I've talked about death a lot on this blog - back in 2021 I was almost obsessed with it, and more recently in 2023 I said how hard I was going to fight what was going on with my liver. But of all the random shit Death comes up with to scupper your plans, who would have thought something as seemingly innocuous as a stye / chalazion could illicit one of the most chilling text messages I've ever received.
So I went to the GP (getting a GP appointment is like trying to walk backwards up a Victoria Line escalator in the rush hour) to get this thing on my eye looked at, which had stuck around way too long for a stye (though my failed attempts to get an appointment didn't exactly help).

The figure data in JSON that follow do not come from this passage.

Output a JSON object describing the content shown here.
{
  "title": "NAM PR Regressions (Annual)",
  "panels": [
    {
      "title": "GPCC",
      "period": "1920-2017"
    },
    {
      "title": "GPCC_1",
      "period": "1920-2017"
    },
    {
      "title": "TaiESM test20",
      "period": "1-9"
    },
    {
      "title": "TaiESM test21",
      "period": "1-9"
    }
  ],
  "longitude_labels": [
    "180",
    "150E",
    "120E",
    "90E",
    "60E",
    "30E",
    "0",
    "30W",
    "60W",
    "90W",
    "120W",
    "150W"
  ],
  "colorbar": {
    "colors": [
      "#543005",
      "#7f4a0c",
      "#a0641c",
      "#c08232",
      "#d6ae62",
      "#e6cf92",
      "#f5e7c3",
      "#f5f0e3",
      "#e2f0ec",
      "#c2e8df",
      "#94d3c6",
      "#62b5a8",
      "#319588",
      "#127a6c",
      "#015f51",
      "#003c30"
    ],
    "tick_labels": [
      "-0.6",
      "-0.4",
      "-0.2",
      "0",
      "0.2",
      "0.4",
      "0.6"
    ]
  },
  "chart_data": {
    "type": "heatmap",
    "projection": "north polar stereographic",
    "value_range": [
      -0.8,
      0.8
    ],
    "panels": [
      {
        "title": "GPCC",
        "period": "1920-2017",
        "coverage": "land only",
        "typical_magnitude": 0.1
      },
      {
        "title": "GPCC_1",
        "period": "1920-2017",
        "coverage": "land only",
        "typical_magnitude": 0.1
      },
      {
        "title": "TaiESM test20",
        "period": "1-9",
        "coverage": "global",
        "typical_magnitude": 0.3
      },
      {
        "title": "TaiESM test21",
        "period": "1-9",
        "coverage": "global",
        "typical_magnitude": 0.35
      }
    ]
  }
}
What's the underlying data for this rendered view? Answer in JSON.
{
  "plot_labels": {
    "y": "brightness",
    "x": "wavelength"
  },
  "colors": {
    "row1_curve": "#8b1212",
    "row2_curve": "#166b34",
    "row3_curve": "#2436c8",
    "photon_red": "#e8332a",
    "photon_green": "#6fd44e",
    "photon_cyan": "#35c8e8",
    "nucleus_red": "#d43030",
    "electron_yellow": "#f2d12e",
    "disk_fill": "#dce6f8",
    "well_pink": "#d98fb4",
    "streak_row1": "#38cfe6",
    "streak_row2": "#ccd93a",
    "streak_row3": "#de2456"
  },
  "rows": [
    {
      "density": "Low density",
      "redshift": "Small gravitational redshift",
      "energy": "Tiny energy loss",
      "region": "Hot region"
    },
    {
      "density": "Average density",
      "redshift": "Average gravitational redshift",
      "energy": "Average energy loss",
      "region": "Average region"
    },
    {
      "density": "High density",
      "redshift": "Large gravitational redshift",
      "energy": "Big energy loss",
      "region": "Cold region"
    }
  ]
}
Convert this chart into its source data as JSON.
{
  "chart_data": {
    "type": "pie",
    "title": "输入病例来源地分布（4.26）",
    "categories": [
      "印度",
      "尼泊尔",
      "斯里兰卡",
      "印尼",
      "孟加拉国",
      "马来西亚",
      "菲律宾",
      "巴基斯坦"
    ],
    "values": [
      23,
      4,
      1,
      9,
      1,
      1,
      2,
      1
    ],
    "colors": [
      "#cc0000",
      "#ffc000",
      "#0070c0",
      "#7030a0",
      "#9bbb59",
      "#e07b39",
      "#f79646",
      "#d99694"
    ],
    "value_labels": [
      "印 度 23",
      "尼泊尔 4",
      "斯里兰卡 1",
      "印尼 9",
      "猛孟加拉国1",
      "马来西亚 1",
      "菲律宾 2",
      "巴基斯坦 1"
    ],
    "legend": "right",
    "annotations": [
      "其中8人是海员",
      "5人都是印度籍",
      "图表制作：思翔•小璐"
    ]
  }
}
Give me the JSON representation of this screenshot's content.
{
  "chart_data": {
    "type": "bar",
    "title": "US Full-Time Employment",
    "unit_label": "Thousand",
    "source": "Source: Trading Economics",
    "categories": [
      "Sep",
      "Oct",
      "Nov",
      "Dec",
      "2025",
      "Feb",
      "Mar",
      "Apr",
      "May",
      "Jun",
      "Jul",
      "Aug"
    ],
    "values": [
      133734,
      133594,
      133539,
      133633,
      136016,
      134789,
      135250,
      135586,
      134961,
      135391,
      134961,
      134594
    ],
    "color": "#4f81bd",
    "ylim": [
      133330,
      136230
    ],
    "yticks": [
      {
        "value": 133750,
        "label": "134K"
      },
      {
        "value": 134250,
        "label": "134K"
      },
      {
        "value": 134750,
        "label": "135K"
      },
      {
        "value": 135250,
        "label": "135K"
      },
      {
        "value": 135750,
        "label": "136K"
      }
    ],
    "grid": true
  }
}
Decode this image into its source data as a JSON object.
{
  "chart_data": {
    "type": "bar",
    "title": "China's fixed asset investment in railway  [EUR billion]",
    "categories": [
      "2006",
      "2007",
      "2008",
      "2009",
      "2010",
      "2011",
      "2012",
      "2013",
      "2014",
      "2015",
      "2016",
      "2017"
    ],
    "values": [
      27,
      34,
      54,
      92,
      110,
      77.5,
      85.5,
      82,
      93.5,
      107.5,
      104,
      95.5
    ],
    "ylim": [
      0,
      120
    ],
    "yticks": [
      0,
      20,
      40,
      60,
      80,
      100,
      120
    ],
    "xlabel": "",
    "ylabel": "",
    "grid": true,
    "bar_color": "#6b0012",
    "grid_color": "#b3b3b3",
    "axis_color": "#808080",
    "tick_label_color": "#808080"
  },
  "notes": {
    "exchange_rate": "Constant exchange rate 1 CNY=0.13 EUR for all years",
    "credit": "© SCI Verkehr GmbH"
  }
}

She took a look at it, and also my rosacea (which is the 'good news' bit, I think I've finally found something that works that won't kill my liver). Tutted a bit, you know like mechanics do when they look under the bonnet of your car. Then sent me on my merry way with a prescription and a promise to get the eye issue referred on.
The referral, as it happens, came by text - to the Cancer Assessment Unit. Cancer. Imagine having no fucking idea that it could even be a thing, then being hit by a text message telling you that's where you're going next.
Fucking Cancer. FUCK FUCK FUCK.
I guess as I said back in 2023, jinxing things or mocking death will catch up with you in the end. I'm not a supersitious or religious person but fuck me, I do wonder what the hell I've done to deserve a health meltdown in my late 50s despite ALWAYS taking the healthy approach.
It's now got me wondering about relatives who smoked like chimneys, drank like fish, basically ate whatever crap they wanted yet still lived well into their 80s and 90s. It's got me wondering about all the folk I know or see who basically snort through their nostrils whenever I dare mention vegetarianism or being teetotal, or never touching cigarettes (smoking is a whole other level of gross though, I mean the very smell of a distant ciggy is enough to make me retch).
So round...ah fuck it I've lost count of what round it is. Death, you may be cute as depicted in Neil (spit) Gaiman's Sandman series, but we're not going on a date any time soon. I'll fight you again as I always have, for the sake of my girls if nothing else.